На один краткий миг я представляю себе: убрать камни, вырыть пруд, посадить водяные лилии и красные лобелии…
Вдоль северного края пруда я посадила бы высокий бамбук, чтобы его заросли выступали на открытое пространство и отбрасывали тень на крышу. Я вдруг вижу перед собой сплетающиеся лозы и буйные лиственные побеги, а воздух вокруг душист и напоен ароматом жизни.
Но через мгновение видение ускользает.
Передо мной – груда красного камня да чертополох.
Край черного пластика у вентиляционной решетки хлопает, будто черный флаг.
Я иду наверх, чтобы рассказать об увиденном.
Делл и Куанг Ха сидят на диване. Маи валяется в кровати и читает книжку. Патти ушла в салон. Я говорю:
– Я придумала. Надо посадить подсолнухи внизу.
Маи все слышит, потому что тут же кричит из нашей комнаты:
– Где внизу?
Я гну свое:
– Можно убрать красную пемзу. Под ней земля. Я проверяла. Вы только представьте – полный двор подсолнухов.
Делл вдруг становится серьезен:
– Нельзя. Убирать ничего нельзя.

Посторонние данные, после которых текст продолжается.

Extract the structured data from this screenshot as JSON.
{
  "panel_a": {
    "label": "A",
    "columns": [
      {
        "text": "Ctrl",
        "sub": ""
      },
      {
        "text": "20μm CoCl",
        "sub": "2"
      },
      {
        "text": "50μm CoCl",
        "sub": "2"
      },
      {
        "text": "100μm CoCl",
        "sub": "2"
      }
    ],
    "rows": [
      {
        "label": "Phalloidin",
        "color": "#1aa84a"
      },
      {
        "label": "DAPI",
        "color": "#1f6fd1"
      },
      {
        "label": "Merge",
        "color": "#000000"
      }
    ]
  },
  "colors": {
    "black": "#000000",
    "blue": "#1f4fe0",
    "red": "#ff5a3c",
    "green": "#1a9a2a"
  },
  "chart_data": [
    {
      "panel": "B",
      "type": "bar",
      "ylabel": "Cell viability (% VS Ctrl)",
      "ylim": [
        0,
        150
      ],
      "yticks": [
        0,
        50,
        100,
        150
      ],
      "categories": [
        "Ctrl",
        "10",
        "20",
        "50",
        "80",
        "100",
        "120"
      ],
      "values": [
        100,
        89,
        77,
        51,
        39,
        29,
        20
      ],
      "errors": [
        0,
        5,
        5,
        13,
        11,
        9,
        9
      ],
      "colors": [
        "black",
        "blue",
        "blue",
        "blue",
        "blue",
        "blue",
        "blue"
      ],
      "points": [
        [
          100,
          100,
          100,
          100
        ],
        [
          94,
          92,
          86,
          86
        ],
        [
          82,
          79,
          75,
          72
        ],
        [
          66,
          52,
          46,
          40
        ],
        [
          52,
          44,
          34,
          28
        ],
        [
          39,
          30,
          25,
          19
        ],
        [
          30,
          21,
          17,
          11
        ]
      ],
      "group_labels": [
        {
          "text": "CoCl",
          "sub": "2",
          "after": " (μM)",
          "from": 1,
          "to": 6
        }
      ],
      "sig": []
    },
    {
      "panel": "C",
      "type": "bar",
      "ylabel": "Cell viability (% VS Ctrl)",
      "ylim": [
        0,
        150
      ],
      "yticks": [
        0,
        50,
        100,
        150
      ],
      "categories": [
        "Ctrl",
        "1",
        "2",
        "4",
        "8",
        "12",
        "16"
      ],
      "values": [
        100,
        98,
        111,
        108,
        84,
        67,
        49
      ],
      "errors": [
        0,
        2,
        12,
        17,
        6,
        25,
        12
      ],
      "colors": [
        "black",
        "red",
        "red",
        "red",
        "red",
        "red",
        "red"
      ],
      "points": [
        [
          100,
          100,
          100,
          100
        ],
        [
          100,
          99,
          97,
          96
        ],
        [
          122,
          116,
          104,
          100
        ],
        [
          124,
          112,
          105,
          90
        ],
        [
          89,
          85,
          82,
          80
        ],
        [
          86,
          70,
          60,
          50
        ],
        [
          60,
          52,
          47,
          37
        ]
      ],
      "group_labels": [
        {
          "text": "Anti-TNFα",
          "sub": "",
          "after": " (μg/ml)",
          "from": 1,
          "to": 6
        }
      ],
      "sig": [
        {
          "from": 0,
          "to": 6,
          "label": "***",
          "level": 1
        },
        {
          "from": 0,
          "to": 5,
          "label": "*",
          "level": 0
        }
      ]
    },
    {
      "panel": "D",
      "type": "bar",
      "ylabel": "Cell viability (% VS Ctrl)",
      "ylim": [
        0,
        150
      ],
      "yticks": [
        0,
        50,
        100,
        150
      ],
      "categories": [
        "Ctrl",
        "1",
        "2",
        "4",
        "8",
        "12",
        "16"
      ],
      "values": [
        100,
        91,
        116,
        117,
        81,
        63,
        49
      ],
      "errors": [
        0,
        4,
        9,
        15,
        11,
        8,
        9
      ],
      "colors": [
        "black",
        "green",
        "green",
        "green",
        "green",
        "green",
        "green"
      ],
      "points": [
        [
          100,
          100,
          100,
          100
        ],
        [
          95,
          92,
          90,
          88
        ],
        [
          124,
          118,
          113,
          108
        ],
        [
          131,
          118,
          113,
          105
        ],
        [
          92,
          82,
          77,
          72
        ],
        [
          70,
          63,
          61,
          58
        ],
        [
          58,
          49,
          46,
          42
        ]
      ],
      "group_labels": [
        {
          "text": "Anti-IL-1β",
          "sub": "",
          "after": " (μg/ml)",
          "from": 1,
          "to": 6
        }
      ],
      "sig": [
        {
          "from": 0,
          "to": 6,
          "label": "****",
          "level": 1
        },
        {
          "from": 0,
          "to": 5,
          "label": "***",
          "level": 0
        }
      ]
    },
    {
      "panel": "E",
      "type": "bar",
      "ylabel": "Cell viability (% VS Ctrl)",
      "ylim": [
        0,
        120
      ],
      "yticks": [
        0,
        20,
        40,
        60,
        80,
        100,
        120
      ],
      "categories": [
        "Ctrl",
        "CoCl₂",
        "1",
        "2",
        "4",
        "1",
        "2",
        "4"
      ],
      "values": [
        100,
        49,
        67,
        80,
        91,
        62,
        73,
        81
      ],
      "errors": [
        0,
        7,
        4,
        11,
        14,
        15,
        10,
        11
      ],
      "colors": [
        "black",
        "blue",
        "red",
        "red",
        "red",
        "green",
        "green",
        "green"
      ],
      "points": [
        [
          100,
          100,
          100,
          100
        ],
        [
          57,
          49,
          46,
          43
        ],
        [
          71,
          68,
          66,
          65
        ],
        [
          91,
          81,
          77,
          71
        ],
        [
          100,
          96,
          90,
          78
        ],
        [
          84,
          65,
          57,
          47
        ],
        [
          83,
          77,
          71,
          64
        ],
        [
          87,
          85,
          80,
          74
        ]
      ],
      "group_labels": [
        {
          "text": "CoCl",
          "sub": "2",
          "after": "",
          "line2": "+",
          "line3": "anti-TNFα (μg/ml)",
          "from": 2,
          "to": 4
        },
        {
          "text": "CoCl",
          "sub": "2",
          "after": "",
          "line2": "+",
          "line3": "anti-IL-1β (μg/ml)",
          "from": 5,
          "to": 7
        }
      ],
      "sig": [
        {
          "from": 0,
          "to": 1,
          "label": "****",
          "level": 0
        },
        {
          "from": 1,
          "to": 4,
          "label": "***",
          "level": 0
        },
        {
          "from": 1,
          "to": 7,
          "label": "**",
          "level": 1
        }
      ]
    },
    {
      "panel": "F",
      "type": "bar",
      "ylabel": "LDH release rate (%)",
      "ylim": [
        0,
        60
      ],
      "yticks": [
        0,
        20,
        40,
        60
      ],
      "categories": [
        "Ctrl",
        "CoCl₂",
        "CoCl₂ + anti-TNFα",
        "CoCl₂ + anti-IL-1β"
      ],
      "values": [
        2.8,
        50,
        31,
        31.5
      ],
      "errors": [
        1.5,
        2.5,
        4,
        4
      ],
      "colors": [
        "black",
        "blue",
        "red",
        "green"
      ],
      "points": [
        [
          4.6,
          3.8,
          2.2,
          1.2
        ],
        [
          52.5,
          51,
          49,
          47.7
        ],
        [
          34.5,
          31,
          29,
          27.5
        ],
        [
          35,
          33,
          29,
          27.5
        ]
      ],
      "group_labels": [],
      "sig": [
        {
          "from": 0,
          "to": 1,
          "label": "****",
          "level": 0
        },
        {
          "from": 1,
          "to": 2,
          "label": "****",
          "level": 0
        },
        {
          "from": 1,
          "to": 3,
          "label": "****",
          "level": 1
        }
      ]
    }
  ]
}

Дом принадлежит банку.
В комнату входит Маи:
– И камни вообще-то тяжелые.
Куанг Ха жмет на пульт и прибавляет звук.
Деллу приходится повысить голос:
– Камни трогать нельзя.
Я говорю:
– Ну, хоть с краешку.
Куанг Ха это все неинтересно, но он говорит:
– Мой подсолнух вырос больше всех. Его пора пересаживать в землю.
Делл машет руками:
– Никто ничего пересаживать не будет. Пусть растут где растут, будут карликовые цветы. Ну, или какие там они становятся, когда мало места.
Маи это не нравится.
– У нас на программе для «группы риска» было целое занятие про то, как получать разрешение на общественные инициативы.
Делл смотрит на нее безумным взглядом:
– Какая же это общественная инициатива?
– А вот такая! – громко отвечает Маи.
Делл меняет тактику:
– А я вообще сейчас занят, мне не до беготни по инстанциям.
При этом он сидит на диване рядом с Куанг Ха, и незаметно, чтобы кто-то из этой парочки переутомлялся на работе. Ни сейчас, ни вообще.
Тогда я говорю:
– Я все устрою. Я сама получу разрешение от банка.
Это почему-то звучит слегка угрожающе.